Author Pearson carries his story on through the post-war years, to Shaw's espousal of the Soviets, his defense of Edward VIII in the abdication crisis. He discusses Shaw's youthful novels and political writings, gives details of production and cast of virtually every Shaw play. Each aspect of G.B.S.'s life he illustrates with a host of anecdotes. More recorder than critic, Pearson has nothing new to say about the literary qualities of the famous plays. He simply believes that Shaw is "that rarest of creatures: a great character, whose humorous sanity irradiated an epoch which will probably be known to history as the Shavian age."

The Author. Broad-shouldered, highbrowed, 6-ft.-2 Hesketh Pearson was born to write a life of paradoxical G.B.S. "Two and two equal any sum that takes my fancy," he cracked in his autobiography (Thinking It Over, TIME, Sept. 5, 1938). Pearson has fathered eight biographies, mostly lives of prominent English literati (William Hazlitt, Erasmus Darwin, Gilbert & Sullivan, Shakespeare).

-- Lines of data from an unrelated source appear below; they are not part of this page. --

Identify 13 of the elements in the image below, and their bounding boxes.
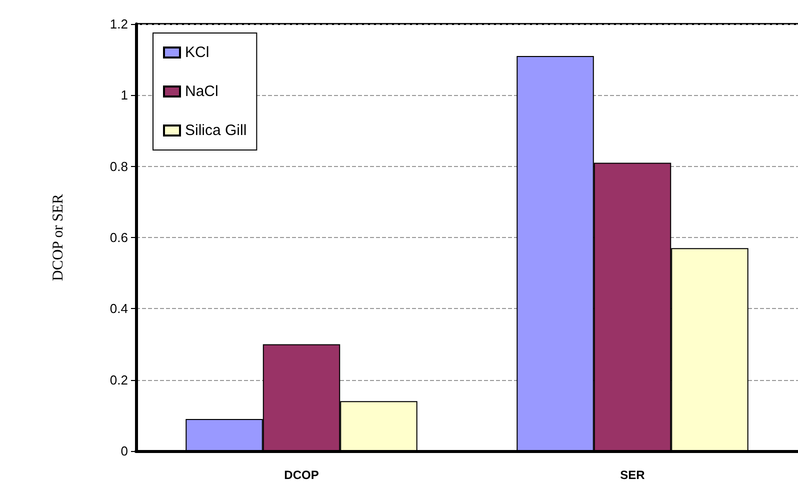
- y-axis-title: DCOP or SER: [50, 194, 66, 281]
- legend-label: NaCl: [185, 83, 218, 100]
- x-tick-label: DCOP: [284, 468, 319, 482]
- legend-label: Silica Gill: [185, 122, 247, 139]
- y-tick-label: 0: [120, 444, 128, 458]
- y-tick-label: 1: [120, 88, 128, 103]
- y-tick-label: 0.8: [110, 158, 128, 174]
- y-tick-label: 0.2: [110, 372, 128, 388]
- y-tick-label: 1.2: [110, 16, 128, 32]
- x-tick-label: SER: [620, 468, 646, 482]
- y-tick-label: 0.4: [110, 301, 128, 316]
- legend-label: KCl: [185, 44, 210, 61]
- y-tick-label: 0.6: [110, 230, 128, 245]
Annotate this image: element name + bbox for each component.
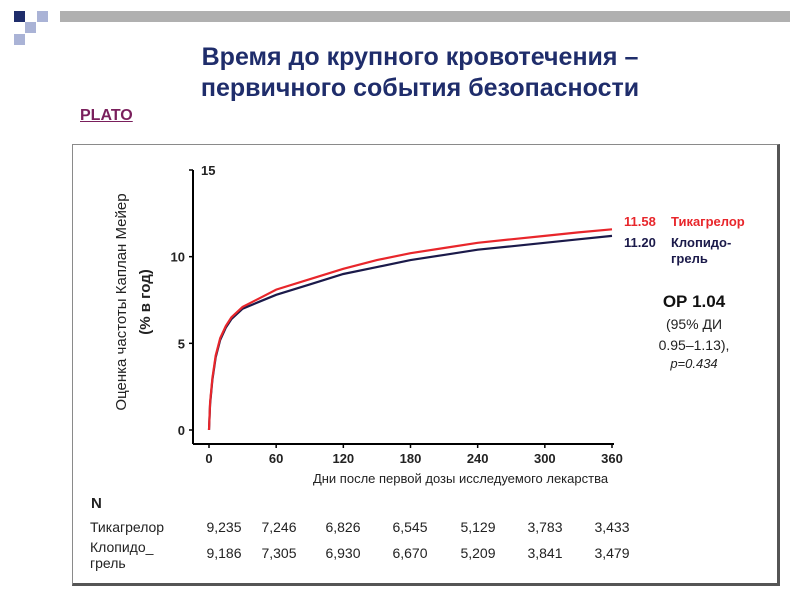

He also wrote a life of Henry Labouchere, fashionable, witty editor of the London weekly Truth, who got into hot water at court by questioning the right of the Duke of Cambridge to ride at the head of the army "with his drawn salary in his hand."

Destined for the Church, Biographer Pearson says: "I didn't see myself as a man of God, so I went on the stage in 1913." In that year he met G.B.S., played in Shaw's Androcles and the Lion and The Doctor's Dilemma. In World War I he served as a British officer in Mesopotamia.

"My advice is don't," said Shaw, when Biographer Pearson suggested writing his life. Pearson persisted, worked on the biography for two years, visiting Shaw once a week at his London home in Whitehall Court. Even during the London blitz, Biographer Pearson wrote on unperturbed. His only interruption was an incendiary bomb in the bath. Said Shaw, when he read the book: "Boswellian."